Y fue entonces que reaccionó resueltamente. Conforme a sus raíces, el penitente de sus fracasos decidió ser fiel a sí mismo, no traicionar sus rencores ni cambiar de cara o de piel, de estilo o de métodos. Y con algo parecido al entusiasmo, tomó otra hora para más o menos articular el parlamento que sigue (de nuevo corrijo la gramática, la prosodia, la pronunciación, la ortografía y las pausas):

“No voy a reconocer nada a estos malditos, y mal rayo los parta. ¡Los voy a mandar al diablo! Sin decirlo así, porque luego me malinterpretan, pero voy a reventar sus institutos y juzgados. Toda mi vida he vivido del conflicto y no conozco otra forma de actuar. Mi política es la división, porque solo así puedo reinar como el salvador que estoy destinado a ser. En estos años he conocido todos los rincones del país, y he pasado meses en los gobernados por fuerzas armadas no oficiales, sean éstas delincuenciales o encapuchadas. No voy a desperdiciar mis contactos allí y en todas partes. No voy a dejar mis redes de pretorianos porque para eso cultivé a mucho más de 132 incondicionales. No voy a tirar los dinerales con que me han financiado tanto esfuerzo por la patria. Y no me voy a entretener llevando cuentas de más de mil millones invertidos en la salvación nacional ni pagando impuestos al enemigo.

“No, no voy a actuar como mis adversarios. Ya lo decía mi antiguo maestro: ‘Obedeceremos la ley siempre y sin ninguna excepción, excepto cuando la ley se oponga a nuestras nobles causas y a los medios que nos sirvan para alcanzarlos.’ En mi ambición personal por el poder siempre diré que no busco el poder por ambición personal sino por vocación de servicio. Todo medio violento e incivil será resistencia civil pacífica; toda venganza por los agravios recibidos será justicia.

“Y nunca jamás reconoceré como legítimo un triunfo de nuestros adversarios, porque siempre será fruto de la corrupción.
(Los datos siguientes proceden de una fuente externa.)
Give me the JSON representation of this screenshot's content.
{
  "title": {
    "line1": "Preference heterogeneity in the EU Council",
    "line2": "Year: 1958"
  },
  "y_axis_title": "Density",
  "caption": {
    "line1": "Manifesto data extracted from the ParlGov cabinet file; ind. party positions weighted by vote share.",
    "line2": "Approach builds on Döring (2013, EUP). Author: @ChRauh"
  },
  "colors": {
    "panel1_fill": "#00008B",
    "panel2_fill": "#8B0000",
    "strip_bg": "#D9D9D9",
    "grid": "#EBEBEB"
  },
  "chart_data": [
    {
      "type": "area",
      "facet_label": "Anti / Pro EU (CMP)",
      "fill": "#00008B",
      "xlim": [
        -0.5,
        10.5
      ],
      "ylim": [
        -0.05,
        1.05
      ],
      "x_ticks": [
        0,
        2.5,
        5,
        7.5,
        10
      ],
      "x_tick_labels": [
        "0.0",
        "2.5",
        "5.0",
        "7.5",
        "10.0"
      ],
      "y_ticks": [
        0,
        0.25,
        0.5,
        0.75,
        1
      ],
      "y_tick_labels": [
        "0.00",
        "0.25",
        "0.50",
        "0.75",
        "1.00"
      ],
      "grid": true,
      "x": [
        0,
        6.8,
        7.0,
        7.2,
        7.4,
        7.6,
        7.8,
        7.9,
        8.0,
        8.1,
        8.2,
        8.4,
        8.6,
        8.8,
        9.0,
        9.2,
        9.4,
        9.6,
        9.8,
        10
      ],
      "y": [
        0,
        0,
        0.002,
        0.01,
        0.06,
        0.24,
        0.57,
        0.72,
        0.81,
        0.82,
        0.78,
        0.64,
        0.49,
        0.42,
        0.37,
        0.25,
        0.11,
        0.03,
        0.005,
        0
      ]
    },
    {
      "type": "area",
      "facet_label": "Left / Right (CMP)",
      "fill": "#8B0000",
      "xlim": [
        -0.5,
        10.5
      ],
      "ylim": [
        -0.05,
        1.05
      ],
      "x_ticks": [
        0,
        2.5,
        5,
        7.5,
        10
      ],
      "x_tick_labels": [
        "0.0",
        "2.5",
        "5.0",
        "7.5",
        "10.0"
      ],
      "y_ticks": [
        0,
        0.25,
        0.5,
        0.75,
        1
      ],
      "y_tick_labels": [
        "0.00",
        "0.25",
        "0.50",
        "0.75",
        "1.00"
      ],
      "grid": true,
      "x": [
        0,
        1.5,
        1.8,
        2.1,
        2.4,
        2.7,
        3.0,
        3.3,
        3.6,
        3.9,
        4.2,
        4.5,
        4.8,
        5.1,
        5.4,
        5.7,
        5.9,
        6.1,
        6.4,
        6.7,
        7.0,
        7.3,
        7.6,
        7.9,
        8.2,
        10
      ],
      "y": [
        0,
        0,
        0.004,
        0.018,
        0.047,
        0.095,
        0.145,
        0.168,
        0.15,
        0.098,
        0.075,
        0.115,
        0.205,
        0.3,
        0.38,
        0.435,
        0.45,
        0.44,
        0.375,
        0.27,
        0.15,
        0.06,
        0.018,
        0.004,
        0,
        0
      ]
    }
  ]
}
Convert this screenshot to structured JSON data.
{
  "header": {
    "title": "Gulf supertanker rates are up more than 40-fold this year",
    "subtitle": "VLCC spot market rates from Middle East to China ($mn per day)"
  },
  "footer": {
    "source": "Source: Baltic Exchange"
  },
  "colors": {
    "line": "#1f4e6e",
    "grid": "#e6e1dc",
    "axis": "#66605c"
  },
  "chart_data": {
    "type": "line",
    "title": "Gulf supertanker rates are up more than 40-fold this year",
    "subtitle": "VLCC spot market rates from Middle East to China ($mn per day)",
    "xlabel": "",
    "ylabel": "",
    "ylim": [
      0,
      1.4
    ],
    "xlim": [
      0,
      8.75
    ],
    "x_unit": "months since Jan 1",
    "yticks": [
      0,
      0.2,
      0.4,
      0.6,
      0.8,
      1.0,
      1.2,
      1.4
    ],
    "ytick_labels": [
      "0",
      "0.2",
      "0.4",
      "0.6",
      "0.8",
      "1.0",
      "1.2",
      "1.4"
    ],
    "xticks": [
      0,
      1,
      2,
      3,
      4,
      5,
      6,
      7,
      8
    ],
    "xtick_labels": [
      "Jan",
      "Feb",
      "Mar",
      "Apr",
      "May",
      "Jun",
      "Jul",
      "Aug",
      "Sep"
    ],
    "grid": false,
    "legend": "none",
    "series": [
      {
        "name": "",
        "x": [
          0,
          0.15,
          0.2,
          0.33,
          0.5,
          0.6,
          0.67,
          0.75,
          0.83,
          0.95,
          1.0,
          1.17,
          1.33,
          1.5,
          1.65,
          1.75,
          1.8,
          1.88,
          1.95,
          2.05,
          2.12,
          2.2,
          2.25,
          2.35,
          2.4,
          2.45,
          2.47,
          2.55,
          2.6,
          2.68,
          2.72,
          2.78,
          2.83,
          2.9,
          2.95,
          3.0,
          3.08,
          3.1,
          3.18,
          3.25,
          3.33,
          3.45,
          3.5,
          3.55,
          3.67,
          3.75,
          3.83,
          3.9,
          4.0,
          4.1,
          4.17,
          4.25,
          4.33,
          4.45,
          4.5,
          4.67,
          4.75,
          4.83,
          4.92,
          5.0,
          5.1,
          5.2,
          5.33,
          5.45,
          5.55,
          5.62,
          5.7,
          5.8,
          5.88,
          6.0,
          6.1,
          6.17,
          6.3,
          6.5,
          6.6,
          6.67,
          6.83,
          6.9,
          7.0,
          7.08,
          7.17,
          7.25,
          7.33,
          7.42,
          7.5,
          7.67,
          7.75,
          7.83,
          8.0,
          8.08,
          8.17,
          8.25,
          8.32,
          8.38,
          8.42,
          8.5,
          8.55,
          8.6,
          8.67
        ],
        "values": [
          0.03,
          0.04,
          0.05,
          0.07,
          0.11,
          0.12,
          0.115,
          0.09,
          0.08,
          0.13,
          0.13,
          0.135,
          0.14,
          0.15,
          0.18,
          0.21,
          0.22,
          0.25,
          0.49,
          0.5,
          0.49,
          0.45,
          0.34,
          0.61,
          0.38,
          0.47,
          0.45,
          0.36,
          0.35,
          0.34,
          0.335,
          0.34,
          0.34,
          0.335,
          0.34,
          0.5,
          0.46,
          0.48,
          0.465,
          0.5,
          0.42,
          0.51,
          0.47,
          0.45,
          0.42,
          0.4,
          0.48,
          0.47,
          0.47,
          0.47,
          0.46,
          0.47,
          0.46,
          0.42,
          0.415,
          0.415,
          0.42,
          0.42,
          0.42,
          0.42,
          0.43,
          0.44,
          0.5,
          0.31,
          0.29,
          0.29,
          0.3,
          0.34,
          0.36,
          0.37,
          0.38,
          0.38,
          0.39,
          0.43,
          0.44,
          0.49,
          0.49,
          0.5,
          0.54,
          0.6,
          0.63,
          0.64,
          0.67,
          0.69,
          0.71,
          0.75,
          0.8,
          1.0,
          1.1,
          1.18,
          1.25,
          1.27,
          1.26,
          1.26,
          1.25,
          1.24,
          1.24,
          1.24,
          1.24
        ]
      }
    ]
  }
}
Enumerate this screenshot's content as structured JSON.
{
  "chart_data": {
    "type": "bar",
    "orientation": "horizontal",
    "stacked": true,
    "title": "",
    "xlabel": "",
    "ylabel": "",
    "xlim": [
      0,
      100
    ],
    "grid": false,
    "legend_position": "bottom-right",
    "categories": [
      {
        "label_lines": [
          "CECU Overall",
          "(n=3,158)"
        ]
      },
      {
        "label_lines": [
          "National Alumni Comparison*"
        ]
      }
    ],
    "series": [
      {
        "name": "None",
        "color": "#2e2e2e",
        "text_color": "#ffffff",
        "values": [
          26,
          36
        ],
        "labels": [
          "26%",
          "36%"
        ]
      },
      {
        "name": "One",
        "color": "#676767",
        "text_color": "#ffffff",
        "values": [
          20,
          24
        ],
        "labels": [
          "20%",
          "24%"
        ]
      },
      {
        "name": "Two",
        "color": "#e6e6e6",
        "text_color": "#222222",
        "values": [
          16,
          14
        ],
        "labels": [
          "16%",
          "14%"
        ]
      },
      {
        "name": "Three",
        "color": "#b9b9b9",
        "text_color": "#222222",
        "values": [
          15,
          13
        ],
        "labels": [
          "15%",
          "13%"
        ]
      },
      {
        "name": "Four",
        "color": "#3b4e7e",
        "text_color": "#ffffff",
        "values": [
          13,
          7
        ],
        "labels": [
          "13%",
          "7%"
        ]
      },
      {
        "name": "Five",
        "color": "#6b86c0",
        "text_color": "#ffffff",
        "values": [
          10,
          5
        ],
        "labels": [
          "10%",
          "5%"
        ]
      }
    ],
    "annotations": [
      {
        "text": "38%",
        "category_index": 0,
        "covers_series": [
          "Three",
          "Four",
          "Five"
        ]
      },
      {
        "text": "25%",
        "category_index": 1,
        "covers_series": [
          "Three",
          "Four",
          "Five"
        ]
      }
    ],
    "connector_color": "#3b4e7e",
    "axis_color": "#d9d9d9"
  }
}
Jamás me retiraré a mi finca de sonoro nombre. No me voy a detener. Toda mi vida he vivido del conflicto, de la división, de refrescar resentimientos, de llenar plazas con espontáneos, de denunciar complós y generar violencia pacífica y hacer mi propia legitimidad aunque mis enemigos digan que no es legal, y si nadie vota por mí peor para ellos porque siempre será por fraude y de plano si pretenden despeñarnos en el abismo de más de lo mismo no voy a contrariar a los que en vez de imposición legal quieran revolución violenta pero siempre por medios pacíficos dentro de la ley pero cuando la ley no esté contra el pueblo que necesita cambio verdadero porque soy su misionero y su apóstol redentor y encabezo un proyecto de salvación nacional que…

Su voz se difuminó y se fue perdiendo mientras se empañaba el negro espejo. Y fue entonces cuando dejé de presenciar la pesadilla de ese pobre hombre.

No se por qué, al despertarme, recordé una frase cuyo autor no conozco: “El resentimiento equivale a tomar veneno con el propósito de que se muera otro”. Y me preguntaba ¿quién será ese otro? ¿Acaso será mi país?